Class 016 – http://www.tmexpress.com/newsletter/archive/2009/08-2009/internationalclass16.htm
You must name the goods and services within this class that you’re referring to.
Series of fiction works, namely, novels and books. Now, we know we are talking about fiction and novels/books. The brand must have something to do with novels or fictional books.
(4) STANDARD CHARACTER MARK is letting people know you’re not using something stylized. You’ve not chosen some special font (fonts can be copyrighted, a font name can be trademarked) or stylized way the word should appear.
The serial number is the reference number for the trademark application through the process whether it is granted or not.
Filing basis 1A just means that you’re currently using that mark in commerce.
The owner is the person who will retain the trademark.
Attorney of Record is the attorney who filed on behalf of the owner.
Type of Mark – A word mark is a type of trademark. It’s not a copyright or a patent.
Register – There is the PRINCIPAL register and a SUPPLEMENTAL register. The first (Principal) is where the actual approved mark would reside and the supplemental is where it would reside for non-distinctive marks that are capable of acquiring distinctiveness.
Live/Dead Indicator- This refers to the current status of the trademark. If it is “dead” it is considered abandoned, not approved or someone forgot to renew it. Live doesn’t necessarily mean it is registered. It means it’s active in the process. You’ll know it’s “Registered” when it’s given an actual Registration Number.
Trademark can be complicated. Trademarking a series, even more so.
Going back to the use of the word “twilight” we can look at some brand confusion with this Edward’s Twilight: edward’s version of twilight. Before you click that link ask yourself what you think that book is about. After you click it, read the comments. You will see evidence of consumer confusion there. Some poor young girl got a gift thinking it was one thing, when really it was not. And though there may be some gray area because this book is a parody, the author still stands the chance of having the book taken down regardless of Fair Use law and the issue of parody. But, people who own trademarks have to pay to fight for their rights. It costs them money to protect the mark. It becomes a burden on the trademark owner. Someone would have to have a very good reason to inflict such a laborious and costly issue upon themselves. Trademark is for PROTECTION.
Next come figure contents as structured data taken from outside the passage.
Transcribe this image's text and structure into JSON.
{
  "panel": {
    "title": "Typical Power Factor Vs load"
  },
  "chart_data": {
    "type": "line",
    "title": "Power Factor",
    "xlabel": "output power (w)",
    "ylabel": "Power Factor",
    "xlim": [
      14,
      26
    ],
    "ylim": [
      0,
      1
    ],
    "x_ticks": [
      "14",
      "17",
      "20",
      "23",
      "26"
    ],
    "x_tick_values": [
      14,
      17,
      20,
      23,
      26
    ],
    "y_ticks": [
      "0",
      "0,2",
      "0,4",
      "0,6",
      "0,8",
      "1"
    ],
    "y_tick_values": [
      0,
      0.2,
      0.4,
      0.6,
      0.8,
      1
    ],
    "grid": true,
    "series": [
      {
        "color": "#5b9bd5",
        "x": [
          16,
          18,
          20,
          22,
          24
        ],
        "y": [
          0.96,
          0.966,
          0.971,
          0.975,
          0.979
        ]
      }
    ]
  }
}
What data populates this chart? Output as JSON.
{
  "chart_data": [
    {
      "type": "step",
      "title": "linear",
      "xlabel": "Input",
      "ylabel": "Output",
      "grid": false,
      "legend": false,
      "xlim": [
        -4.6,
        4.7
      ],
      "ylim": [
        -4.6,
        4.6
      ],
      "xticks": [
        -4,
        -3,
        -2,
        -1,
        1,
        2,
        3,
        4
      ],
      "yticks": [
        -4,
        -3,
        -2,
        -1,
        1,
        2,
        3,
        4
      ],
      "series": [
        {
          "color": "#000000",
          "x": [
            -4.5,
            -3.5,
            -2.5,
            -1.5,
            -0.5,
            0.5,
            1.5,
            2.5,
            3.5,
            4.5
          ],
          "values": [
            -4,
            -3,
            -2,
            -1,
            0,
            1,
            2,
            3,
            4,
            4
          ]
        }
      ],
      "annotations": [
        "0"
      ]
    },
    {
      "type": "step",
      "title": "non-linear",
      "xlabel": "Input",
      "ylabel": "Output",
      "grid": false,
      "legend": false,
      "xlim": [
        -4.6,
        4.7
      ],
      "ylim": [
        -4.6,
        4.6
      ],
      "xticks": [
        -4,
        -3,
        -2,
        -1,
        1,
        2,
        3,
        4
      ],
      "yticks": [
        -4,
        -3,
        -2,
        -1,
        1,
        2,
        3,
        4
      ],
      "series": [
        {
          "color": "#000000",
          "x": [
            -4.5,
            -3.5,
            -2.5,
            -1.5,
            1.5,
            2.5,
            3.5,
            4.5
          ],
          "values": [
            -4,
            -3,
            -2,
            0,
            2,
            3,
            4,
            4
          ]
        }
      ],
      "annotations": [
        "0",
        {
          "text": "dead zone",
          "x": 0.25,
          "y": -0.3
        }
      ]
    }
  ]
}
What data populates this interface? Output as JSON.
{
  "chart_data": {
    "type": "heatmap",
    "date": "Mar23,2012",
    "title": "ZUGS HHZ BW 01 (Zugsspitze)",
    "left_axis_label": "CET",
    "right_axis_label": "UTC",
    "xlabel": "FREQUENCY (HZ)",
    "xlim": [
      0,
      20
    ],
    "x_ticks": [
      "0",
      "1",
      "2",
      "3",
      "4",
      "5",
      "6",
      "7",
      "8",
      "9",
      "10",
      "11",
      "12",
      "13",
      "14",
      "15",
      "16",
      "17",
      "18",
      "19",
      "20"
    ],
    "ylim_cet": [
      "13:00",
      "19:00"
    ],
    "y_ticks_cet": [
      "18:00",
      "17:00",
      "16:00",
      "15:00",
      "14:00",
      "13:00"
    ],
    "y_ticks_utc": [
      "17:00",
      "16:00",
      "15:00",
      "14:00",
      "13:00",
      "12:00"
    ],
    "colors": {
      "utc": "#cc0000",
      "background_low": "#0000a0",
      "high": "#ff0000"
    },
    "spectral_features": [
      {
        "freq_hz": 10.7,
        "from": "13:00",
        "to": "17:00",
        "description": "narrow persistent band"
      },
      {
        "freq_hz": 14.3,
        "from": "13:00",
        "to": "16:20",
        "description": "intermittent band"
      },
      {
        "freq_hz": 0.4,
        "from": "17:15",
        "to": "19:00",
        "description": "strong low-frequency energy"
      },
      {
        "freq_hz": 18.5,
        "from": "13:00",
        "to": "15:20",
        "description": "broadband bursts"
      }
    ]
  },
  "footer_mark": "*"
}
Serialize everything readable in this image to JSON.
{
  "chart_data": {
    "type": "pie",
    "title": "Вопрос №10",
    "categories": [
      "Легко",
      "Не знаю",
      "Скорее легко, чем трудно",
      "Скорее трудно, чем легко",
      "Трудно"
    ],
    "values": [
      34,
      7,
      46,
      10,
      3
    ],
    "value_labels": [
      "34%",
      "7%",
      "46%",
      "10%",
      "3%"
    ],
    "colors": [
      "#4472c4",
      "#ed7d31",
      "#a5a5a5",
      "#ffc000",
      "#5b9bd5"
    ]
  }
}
The issue with the trademark of the word “Cocky” was in how the author dealt with it. She treated it as though she owned the word outright. She didn’t. What she did wasn’t because she “owned” the word. She didn’t. The problem was with owner who, herself, didn’t understand what she could or couldn’t do with her trademark and overreached by policing it in an inappropriate manner. She misused the trademark and inevitably lost it.
But, many trademarks are approved, employed and never cause anyone any trouble at all because the trademark owner understands the use and reach of what they have.
There are steps and processes in place to keep people from inappropriately using their trademark. Just like there are steps and processes in place to keep people from other inappropriate behaviors with other laws, contracts, agreements, etc.
There are legitimate reasons to trademark your brand name or word. Reasons that are good for the business and the consumer. Making up reasons to hate someone or fear what they are doing without investigating, checking facts or even courtesy is tantamount to a witch hunt, fear-mongering, and hate culture. It’s okay to not understand something. It’s okay to question it. It’s not okay to slander someone because you don’t like what they’re doing.
Perhaps our next lesson should be on SLANDER or DEFAMATION? https://www.legalzoom.com/articles/differences-between-defamation-slander-and-libel
Sheila English
This is not meant to be used or construed as legal advice. It is not meant to take the place of professional legal advice.